Chinese President Hu Jintao will speak at Yale Sept. 8, University officials confirmed Thursday morning.
The stop at Yale will be part of Hu’s first trip to the United States since taking office in March 2003. Yale President Richard Levin first invited the Chinese president to speak on campus during his trip to China in November of that year.
Levin said Hu will be addressing students and faculty during his visit in a series of events and discussion.
“It will add a new chapter to the long history of Yale’s links to China and provide our community with an important perspective on China today,” Levin said in a press release.
News of Hu’s visit to campus was reported earlier in the week by the Reuters news service and The Epoch Times, a newspaper based in New York that covers China extensively, but University officials said yesterday that such a visit had not yet been confirmed.
Yale’s ties to China date back to 1854, when the first Chinese student graduated from Yale College.
In more recent years, relations with China have become key to the University’s efforts to raise its global profile. Levin has traveled to China four times in the past four years and will visit the country again in late September, when he will facilitate research partnerships between the Yale School of Medicine and several Chinese medical schools.

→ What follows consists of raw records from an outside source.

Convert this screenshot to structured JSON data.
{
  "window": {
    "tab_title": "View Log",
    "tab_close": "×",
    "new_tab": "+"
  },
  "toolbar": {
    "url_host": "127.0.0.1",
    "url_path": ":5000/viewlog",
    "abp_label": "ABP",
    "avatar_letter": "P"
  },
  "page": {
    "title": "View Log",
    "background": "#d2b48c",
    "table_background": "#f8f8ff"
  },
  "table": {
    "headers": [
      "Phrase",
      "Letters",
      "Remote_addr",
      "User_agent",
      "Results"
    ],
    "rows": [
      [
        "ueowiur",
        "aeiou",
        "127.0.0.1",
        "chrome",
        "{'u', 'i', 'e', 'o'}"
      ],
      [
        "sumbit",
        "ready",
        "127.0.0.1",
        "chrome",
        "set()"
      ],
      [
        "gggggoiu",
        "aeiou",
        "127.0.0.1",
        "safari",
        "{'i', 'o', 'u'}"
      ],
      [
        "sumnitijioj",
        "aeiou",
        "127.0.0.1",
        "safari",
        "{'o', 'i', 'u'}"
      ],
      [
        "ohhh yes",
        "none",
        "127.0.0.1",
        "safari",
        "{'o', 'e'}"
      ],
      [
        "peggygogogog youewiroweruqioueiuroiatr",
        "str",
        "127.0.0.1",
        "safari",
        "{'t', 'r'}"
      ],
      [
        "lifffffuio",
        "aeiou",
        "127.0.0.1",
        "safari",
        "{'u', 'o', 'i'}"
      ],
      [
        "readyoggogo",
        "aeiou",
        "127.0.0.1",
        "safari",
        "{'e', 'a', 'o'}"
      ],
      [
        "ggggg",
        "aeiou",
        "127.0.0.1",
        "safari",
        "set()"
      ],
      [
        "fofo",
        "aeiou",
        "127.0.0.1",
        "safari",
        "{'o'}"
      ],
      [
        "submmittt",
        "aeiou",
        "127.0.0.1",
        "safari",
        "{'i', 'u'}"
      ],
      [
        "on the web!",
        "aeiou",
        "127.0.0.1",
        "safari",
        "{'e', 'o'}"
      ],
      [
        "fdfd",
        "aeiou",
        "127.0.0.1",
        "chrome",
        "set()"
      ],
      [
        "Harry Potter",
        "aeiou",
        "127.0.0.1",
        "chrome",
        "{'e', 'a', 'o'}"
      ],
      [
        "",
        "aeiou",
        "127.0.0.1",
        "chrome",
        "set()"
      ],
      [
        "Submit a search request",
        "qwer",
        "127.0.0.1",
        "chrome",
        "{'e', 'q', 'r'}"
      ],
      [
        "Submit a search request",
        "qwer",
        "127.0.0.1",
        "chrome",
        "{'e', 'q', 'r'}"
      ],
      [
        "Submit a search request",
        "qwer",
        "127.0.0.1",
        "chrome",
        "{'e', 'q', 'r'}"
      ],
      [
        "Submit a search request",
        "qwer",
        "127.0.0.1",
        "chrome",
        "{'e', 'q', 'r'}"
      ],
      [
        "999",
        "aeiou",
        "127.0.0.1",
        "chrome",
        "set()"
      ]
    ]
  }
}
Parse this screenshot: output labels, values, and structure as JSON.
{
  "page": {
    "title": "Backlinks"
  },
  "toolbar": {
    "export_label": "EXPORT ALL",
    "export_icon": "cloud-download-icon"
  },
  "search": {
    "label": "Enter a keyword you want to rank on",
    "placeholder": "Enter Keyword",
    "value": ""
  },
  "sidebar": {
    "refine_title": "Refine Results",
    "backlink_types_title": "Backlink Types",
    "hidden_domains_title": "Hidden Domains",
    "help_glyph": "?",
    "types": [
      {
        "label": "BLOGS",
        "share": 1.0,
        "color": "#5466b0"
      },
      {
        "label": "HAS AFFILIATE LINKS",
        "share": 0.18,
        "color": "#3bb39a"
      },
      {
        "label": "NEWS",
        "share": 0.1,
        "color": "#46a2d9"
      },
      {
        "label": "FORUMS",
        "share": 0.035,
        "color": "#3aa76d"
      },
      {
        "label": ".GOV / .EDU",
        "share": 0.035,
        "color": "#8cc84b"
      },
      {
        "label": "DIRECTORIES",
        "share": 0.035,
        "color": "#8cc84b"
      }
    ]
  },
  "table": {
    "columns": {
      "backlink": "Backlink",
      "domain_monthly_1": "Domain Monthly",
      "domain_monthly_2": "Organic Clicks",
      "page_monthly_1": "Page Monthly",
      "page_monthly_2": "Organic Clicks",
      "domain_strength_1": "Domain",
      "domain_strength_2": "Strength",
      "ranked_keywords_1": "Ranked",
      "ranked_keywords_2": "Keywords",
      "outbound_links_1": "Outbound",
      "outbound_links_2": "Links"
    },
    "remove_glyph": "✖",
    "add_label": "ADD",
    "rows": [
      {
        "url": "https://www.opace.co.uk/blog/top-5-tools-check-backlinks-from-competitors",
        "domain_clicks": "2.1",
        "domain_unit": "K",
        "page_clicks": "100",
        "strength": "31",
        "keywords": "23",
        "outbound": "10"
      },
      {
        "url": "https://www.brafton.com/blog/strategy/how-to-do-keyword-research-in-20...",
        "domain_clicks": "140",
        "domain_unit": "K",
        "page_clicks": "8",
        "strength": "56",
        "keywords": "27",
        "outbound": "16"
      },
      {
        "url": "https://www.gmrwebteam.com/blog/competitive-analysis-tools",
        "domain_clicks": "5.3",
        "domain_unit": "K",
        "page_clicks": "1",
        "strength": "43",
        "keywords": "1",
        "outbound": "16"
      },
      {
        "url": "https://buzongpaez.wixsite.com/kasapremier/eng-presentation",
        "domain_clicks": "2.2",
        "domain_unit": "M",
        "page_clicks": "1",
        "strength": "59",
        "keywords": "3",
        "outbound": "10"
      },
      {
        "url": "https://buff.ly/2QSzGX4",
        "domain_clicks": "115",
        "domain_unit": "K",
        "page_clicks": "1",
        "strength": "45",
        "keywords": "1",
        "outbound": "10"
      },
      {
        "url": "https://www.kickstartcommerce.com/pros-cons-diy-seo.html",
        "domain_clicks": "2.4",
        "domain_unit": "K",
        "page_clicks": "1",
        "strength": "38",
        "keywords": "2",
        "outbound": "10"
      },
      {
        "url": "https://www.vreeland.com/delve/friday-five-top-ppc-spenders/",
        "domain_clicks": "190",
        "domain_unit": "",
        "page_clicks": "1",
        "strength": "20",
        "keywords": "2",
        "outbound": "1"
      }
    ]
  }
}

“I think that education is a respected value in China, and even in a country ruled by the Communist Party, there is a great respect for educational institutions,” said Richard Bush and expert on U.S.-China relations at the Brookings Institution who added that he expects Hu’s visit to feature a major policy speech and meetings with students from China who are studying at the University.
A visit by Hu to Yale might prompt a response from campus activist groups who take issue with China’s track record on human rights, said Emily Jones ’06, who coordinates social justice activities for Dwight Hall.
“I think the overwhelming majority of activists at Yale support international dialogue and a sort of global conversation,” Jones said. “That having been said, there are obviously some humans rights concerns and labor concerns.”
A White House spokesperson said Hu will meet with U.S. President George W. Bush ’68 at the White House on Sept. 7.
The Epoch Times reported that in exchange for Hu’s visit, President Bush would receive an invitation to speak at Hu’s alma mater, Qinghua University, later this year. The White House has not announced any such plans.